Home Equity

Home equity regulations: The forgotten Texas miracle

If you repeat a lie long enough, it becomes truth.

Such is the case in Texas, a state heralded as the only economy to weather the housing bubble without experiencing a steep drop in home values. Texas advocates would give the internal business structure all the credit, but that's not entirely true.

As for why Texas performed so well remains the subject of ongoing debate. But it seems the one thing the Lone Star State had going for it during the financial crisis is the one thing it’s known for rebelling against: Regulations.

So you thought the state got ahead by recoiling from all financial rules? Think again, economists say.

A new report from the Federal Reserve Bank of Dallas claims the Texas housing market stayed afloat during the recession because of an existing state law that limited home equity borrowing.

To be fair, this rumor circulated for a while, but the Dallas Fed set out to prove it.

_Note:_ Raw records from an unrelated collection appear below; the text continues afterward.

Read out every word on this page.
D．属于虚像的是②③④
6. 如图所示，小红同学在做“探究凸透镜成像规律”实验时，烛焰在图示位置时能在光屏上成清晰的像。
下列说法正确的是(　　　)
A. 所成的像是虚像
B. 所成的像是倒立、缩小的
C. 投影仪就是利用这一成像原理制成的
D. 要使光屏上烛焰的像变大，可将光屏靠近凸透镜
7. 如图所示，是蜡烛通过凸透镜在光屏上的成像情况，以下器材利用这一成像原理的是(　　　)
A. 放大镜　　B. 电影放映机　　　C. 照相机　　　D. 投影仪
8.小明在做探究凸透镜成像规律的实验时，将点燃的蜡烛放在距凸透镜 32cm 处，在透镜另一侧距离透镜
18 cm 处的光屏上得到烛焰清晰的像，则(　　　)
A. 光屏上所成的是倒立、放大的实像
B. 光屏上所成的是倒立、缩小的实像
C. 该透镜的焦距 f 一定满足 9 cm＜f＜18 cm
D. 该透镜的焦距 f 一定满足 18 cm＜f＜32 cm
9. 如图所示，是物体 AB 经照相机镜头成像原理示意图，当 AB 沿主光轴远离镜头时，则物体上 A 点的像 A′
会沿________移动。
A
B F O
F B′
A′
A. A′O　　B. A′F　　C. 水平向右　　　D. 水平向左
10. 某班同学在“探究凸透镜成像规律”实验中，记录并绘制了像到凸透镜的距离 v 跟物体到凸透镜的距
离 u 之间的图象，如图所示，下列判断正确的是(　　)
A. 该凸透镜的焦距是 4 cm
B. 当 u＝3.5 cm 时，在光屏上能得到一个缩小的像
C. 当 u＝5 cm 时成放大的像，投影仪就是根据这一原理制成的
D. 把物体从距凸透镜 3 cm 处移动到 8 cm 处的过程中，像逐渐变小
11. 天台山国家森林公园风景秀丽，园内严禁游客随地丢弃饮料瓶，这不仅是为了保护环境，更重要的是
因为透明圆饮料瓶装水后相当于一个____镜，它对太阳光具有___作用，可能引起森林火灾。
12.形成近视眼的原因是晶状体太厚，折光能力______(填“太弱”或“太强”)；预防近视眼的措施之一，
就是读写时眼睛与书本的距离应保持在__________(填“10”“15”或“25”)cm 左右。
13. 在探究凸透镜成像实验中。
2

It seems after the 1980s real estate crisis, Texas lawmakers and voters agreed on several housing/mortgage finance-related regulations. And if you remember the Dallas-Fort Worth market in the 1980s, lawmakers and state voters had plenty of evidence to support the creation of boundaries in lending.

At the time, neighborhoods with ghost-like qualities riddled the D-FW metroplex. It was a smaller region back then, surrounded by more empty fields and blessed with another amenity that would help Texas see exponential expansion for a while — an abundance of space and room to grow. Yet, none of this shielded the state from the banking and housing crisis that struck in the late 1980s.

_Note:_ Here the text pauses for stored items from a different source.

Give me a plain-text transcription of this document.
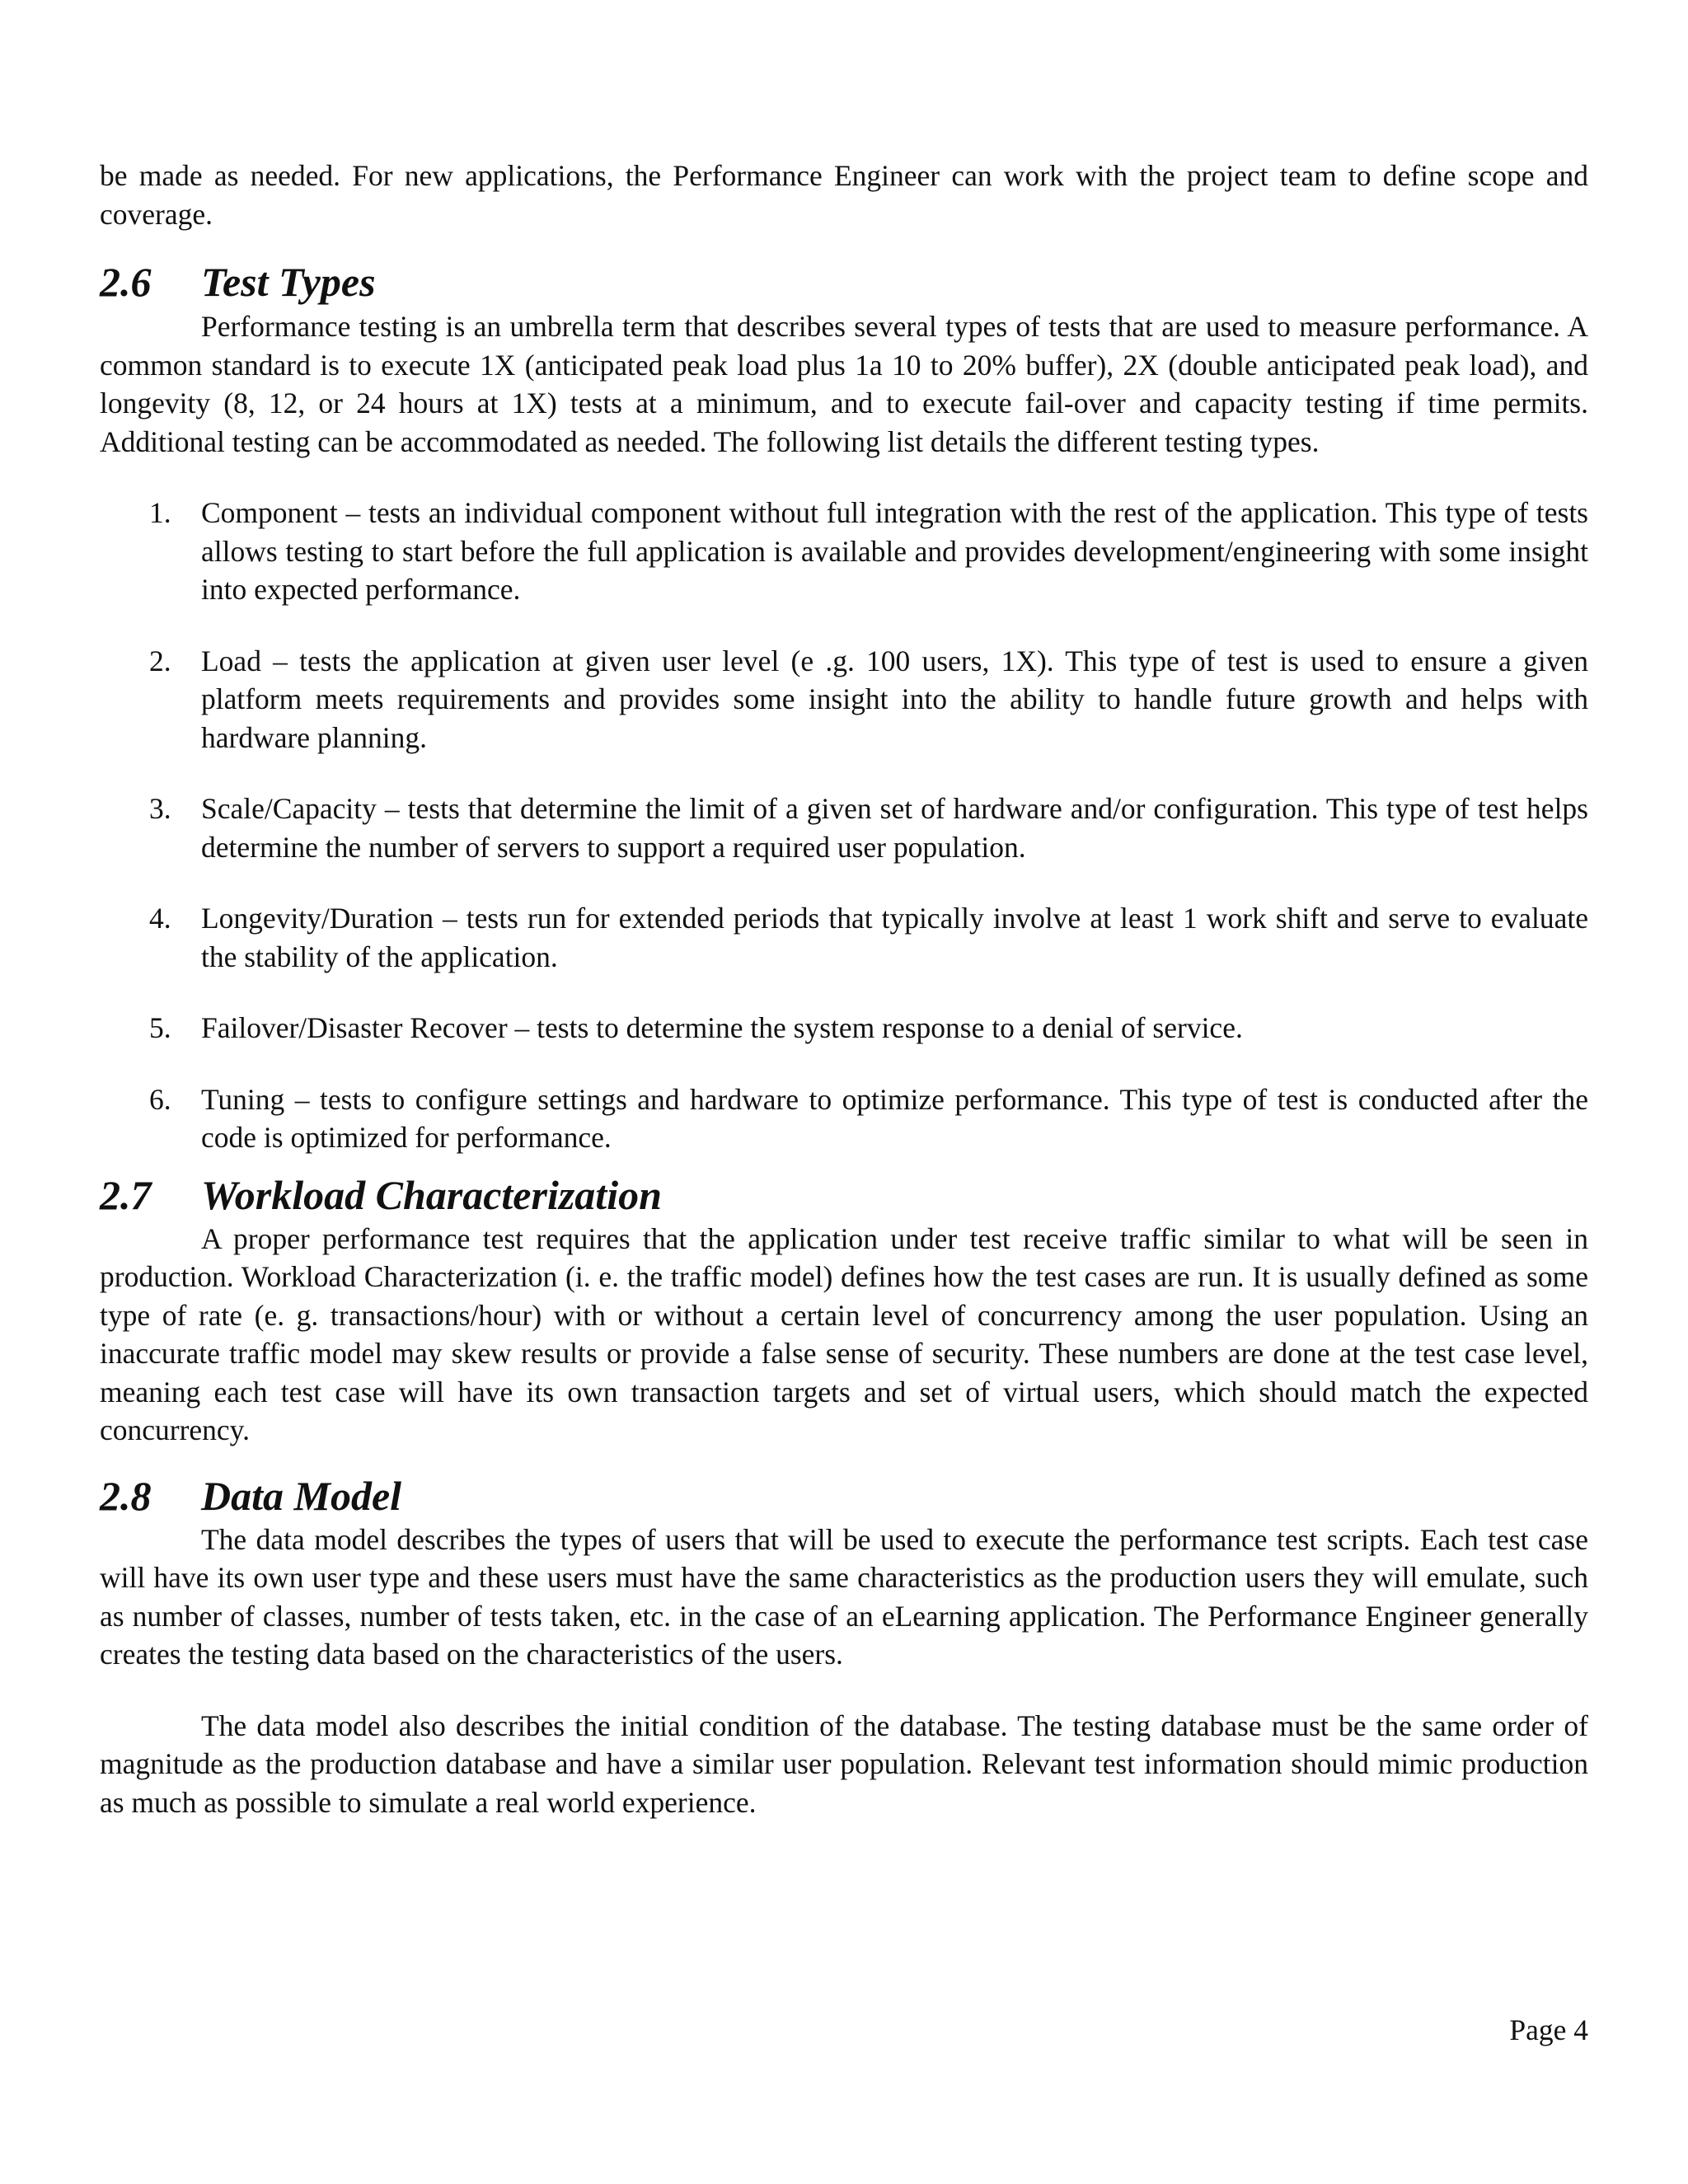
be made as needed. For new applications, the Performance Engineer can work with the project team to define scope and coverage.

2.6	Test Types

Performance testing is an umbrella term that describes several types of tests that are used to measure performance. A common standard is to execute 1X (anticipated peak load plus 1a 10 to 20% buffer), 2X (double anticipated peak load), and longevity (8, 12, or 24 hours at 1X) tests at a minimum, and to execute fail-over and capacity testing if time permits. Additional testing can be accommodated as needed. The following list details the different testing types.

1. Component – tests an individual component without full integration with the rest of the application. This type of tests allows testing to start before the full application is available and provides development/engineering with some insight into expected performance.
2. Load – tests the application at given user level (e .g. 100 users, 1X). This type of test is used to ensure a given platform meets requirements and provides some insight into the ability to handle future growth and helps with hardware planning.
3. Scale/Capacity – tests that determine the limit of a given set of hardware and/or configuration. This type of test helps determine the number of servers to support a required user population.
4. Longevity/Duration – tests run for extended periods that typically involve at least 1 work shift and serve to evaluate the stability of the application.
5. Failover/Disaster Recover – tests to determine the system response to a denial of service.
6. Tuning – tests to configure settings and hardware to optimize performance. This type of test is conducted after the code is optimized for performance.
2.7	Workload Characterization

A proper performance test requires that the application under test receive traffic similar to what will be seen in production. Workload Characterization (i. e. the traffic model) defines how the test cases are run. It is usually defined as some type of rate (e. g. transactions/hour) with or without a certain level of concurrency among the user population. Using an inaccurate traffic model may skew results or provide a false sense of security. These numbers are done at the test case level, meaning each test case will have its own transaction targets and set of virtual users, which should match the expected concurrency.

2.8	Data Model

The data model describes the types of users that will be used to execute the performance test scripts. Each test case will have its own user type and these users must have the same characteristics as the production users they will emulate, such as number of classes, number of tests taken, etc. in the case of an eLearning application. The Performance Engineer generally creates the testing data based on the characteristics of the users.

The data model also describes the initial condition of the database. The testing database must be the same order of magnitude as the production database and have a similar user population. Relevant test information should mimic production as much as possible to simulate a real world experience.

Page 4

 As a result of its troubles, Texas enacted a few rules to protect home equity.

Texas voters in 1997 passed a constitutional amendment allowing closed-end home equity loans, the Fed Bank of Dallas points out. The rule stipulated that a home equity loan plus the primary mortgage must be less than 80% of a home's total value.

The Dallas Fed study claims rules like this helped Texans shield themselves from the sensation of watching their homes dip underwater as prices fell.

Anil Kumar, a senior researcher and economist with the Dallas Fed, said the average 'underwater Texas homeowner' ended up with debts about 14% above actual home value, while the average underwater borrower in other parts of the country had a mortgage approximately 32% above home value.

In addition, the percentage of nonprime borrowers underwater peaked at 10% in Texas, compared to the 54% average recorded in other states back in 2011.   

“By extension, lower default rates and fewer underwater homeowners might have also helped Texas avoid the subsequent sharp drop in home prices other states experienced,” the Fed Bank authors wrote.

From peak to trough, Texas home prices didn’t plummet as much. From 2007 to 2011, home prices in Texas fell less than 1%, based on data from the Federal Housing Finance Agency. The same index fell 20% nationwide.

With more equity in their homes and smaller home price drops, Texans essentially faced a shorter path to recovery.

Despite the state economy also benefitting from jobs, the energy sector and affordable real estate (which is supported by an abundance of land), the true miracle of Texas is often lost in all the hyperbole about the state's well-tuned economic engine.

In reality, a local regulation kept the state from sliding into the abyss of the housing crisis, but that's not a popular story to tell.

Whether the Fed Bank of Dallas has more success in telling this true tale remains to be seen.